Formulating emergency fiscal plans as austerity measures may take time to settle and yield the necessary results.
Many economists or critics of the regime have also lambasted the government for turning a blind eye on key priorities that might serve as alternative revenue generating areas in order to strengthen the economy.
Minister Kamara’s admittance that investing in cash crops would have provided additional balance to the economy as revenue from the extractive resources falls, may obviously open a debate about the Sirleaf led government missteps in economic policies.
“The talks of such has been on the table but practicalizing them in terms of saying ‘let’s do it’, so the time has come that we should began to do it,” Minister Kamara said, adding that the government has instituted policies to support local farmers by purchasing locally produced rice.
Agricultural has the potential of strengthening a locally produced food products and can also provide employment for a significant portion of the population.
Economists, including Minister Kamara are confident that the sector has massive potential but needs more attention.
“The extractive industry – iron ore – is the highest contributor to growth but the lowest employer in terms of number…, with all the investment going in is just because you are just extracting and you are exporting and the capital does not reside with us, it goes where the owners are,” he said.
Reducing Recurrent Expenditure
Responding to critics’ suggestions about reducing recurrent expenditure in order to divert resources to other priorities and avoid budget shortfalls, the Liberia Finance Minister insists government has embarked on other measures which include reducing travels and the slicing of allowances, gasoline, scratch cards, and the reduction of 5% on every ministry and agency budget.
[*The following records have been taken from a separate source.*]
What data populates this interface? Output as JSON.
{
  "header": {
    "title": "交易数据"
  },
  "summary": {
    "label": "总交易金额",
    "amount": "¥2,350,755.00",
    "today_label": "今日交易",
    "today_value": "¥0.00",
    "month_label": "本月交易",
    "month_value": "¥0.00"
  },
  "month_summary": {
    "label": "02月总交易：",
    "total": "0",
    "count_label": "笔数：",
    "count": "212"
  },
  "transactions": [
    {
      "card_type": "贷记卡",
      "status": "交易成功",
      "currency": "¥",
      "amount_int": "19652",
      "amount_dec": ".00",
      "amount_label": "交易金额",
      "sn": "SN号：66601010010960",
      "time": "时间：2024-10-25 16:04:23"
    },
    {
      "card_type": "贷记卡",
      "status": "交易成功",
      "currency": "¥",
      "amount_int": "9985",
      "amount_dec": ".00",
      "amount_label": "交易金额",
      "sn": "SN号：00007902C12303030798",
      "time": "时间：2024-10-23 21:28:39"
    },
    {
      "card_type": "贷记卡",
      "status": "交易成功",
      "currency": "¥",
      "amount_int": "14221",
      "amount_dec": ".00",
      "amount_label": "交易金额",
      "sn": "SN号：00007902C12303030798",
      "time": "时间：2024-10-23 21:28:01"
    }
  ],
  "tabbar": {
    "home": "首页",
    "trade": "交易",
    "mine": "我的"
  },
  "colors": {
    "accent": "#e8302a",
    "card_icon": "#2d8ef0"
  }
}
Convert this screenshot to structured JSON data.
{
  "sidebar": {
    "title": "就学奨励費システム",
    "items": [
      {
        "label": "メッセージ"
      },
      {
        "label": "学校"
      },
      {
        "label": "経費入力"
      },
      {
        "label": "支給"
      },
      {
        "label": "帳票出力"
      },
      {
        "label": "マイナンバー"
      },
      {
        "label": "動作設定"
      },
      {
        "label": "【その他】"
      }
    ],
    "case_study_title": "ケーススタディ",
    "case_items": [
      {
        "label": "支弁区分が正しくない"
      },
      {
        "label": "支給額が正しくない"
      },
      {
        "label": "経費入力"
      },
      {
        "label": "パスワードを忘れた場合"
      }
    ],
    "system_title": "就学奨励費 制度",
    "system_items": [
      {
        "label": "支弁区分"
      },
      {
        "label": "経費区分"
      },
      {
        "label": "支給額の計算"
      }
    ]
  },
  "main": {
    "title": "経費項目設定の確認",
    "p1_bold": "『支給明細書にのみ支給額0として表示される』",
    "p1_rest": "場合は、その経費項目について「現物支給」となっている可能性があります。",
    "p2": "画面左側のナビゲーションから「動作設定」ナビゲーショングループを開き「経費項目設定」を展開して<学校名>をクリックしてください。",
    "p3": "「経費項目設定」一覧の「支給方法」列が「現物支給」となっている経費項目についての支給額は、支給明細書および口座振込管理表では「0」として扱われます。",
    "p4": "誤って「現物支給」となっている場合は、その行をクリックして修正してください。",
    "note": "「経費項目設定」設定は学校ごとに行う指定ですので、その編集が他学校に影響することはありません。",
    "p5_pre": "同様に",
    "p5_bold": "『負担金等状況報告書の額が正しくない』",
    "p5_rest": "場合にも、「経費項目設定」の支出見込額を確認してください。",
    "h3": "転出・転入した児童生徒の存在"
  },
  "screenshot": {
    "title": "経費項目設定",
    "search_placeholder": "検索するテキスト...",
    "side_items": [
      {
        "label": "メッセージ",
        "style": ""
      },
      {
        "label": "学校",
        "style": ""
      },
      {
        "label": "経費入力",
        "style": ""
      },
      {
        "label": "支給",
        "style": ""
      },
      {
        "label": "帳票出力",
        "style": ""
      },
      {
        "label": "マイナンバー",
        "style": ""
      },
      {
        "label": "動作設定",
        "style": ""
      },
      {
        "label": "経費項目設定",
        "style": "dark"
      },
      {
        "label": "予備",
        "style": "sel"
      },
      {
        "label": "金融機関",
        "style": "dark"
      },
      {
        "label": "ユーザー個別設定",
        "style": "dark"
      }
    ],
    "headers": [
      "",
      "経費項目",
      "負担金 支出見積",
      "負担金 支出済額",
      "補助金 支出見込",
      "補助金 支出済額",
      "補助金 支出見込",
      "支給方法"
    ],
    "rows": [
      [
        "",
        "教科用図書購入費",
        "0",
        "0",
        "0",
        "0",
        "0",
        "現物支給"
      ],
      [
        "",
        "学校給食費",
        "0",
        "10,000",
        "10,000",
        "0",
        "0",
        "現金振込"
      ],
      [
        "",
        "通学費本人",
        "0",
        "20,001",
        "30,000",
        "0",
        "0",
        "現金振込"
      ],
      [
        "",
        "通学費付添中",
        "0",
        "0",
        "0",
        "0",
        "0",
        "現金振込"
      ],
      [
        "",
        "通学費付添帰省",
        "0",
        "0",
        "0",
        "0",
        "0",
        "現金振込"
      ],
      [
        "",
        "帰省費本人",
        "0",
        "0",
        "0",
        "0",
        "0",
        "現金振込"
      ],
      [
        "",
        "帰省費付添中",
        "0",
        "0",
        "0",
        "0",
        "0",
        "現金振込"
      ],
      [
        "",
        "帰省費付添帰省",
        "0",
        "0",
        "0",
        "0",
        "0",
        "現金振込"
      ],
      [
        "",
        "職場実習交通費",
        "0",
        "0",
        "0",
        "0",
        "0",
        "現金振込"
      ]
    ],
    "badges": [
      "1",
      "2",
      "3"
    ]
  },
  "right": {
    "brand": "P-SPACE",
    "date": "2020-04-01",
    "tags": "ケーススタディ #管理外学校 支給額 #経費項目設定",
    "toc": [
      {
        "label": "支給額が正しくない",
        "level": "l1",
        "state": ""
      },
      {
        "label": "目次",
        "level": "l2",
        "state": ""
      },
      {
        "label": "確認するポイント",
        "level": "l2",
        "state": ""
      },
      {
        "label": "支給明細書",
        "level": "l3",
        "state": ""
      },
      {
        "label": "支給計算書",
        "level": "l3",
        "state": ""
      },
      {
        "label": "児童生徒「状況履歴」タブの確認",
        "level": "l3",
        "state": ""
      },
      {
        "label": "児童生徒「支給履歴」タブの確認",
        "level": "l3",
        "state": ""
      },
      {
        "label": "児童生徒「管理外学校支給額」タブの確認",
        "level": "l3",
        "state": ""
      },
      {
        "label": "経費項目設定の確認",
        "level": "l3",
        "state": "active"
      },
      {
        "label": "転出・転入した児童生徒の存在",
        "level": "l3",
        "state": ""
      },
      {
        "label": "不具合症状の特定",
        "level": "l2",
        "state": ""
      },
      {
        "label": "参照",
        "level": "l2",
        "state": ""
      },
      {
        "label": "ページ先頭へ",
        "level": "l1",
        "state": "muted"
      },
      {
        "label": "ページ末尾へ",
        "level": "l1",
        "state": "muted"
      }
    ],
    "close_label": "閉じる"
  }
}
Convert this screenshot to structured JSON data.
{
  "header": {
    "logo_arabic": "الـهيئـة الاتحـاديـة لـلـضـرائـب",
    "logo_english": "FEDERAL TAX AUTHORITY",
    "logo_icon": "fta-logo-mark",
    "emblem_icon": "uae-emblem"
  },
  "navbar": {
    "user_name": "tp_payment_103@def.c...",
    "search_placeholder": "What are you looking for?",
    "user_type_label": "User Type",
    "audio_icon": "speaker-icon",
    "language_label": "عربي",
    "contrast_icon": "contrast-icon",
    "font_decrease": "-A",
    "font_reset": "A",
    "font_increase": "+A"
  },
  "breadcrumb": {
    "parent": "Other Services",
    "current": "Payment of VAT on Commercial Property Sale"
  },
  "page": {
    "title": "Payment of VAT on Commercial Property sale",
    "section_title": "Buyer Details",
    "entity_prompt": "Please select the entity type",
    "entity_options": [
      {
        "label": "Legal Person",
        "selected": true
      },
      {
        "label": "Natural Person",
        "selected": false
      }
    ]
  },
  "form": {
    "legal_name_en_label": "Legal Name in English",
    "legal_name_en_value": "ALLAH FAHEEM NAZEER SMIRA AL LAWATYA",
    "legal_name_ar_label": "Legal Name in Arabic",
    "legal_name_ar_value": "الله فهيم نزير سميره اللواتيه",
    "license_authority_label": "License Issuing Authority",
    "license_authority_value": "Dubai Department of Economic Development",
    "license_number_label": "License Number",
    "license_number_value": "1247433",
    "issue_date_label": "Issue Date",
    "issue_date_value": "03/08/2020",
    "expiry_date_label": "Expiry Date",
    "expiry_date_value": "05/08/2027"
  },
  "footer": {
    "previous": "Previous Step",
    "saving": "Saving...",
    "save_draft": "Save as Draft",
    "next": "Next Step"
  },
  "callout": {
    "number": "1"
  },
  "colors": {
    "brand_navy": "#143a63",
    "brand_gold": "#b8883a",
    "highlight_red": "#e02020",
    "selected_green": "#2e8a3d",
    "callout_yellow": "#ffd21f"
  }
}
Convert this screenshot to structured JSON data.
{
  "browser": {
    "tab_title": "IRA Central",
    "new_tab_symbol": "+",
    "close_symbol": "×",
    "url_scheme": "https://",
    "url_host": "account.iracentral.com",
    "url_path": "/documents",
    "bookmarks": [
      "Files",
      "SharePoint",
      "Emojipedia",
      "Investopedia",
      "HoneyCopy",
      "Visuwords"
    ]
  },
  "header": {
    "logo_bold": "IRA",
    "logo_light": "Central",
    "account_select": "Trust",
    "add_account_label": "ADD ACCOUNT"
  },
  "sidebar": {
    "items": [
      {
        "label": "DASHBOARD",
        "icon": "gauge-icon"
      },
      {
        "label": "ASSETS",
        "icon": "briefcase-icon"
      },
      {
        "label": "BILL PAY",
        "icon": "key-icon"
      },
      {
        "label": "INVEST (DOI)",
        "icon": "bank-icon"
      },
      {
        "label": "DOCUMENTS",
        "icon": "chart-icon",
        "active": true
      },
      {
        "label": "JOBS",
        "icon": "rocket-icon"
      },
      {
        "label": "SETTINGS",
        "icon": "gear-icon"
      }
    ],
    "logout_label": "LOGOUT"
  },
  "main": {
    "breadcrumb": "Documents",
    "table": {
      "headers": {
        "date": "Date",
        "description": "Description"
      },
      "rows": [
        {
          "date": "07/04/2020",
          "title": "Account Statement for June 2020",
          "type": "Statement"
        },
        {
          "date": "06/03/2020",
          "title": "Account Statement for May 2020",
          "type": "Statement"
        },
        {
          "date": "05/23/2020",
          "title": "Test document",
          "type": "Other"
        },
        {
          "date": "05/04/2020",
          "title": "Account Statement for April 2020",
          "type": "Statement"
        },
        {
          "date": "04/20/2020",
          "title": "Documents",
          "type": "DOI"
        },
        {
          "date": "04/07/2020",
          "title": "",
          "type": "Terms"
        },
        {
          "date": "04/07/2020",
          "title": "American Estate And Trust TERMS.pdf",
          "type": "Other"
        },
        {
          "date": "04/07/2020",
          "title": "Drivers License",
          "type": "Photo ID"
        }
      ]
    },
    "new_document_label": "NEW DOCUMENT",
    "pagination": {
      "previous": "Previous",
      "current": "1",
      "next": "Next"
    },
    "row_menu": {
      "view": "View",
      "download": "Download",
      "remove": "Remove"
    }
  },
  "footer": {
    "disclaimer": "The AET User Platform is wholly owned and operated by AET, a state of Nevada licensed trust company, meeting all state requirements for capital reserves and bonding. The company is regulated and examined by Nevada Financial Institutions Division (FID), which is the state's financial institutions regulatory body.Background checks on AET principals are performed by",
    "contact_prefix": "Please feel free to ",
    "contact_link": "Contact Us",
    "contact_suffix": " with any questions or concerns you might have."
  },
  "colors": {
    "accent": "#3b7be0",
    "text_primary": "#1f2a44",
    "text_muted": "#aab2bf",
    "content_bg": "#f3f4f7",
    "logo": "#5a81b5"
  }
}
He justified that it was important for government to maximize other revenue generating areas in order to raise the needed revenue to implement national priorities captured in the budget especially as the situation remains critical.
“So the areas of concentration did not impact on food; it was rise on the ones that we refer to as luxuries which include phone calls,” he said, while arguing that Liberia has the lowest tariff on phone calls in the sub region.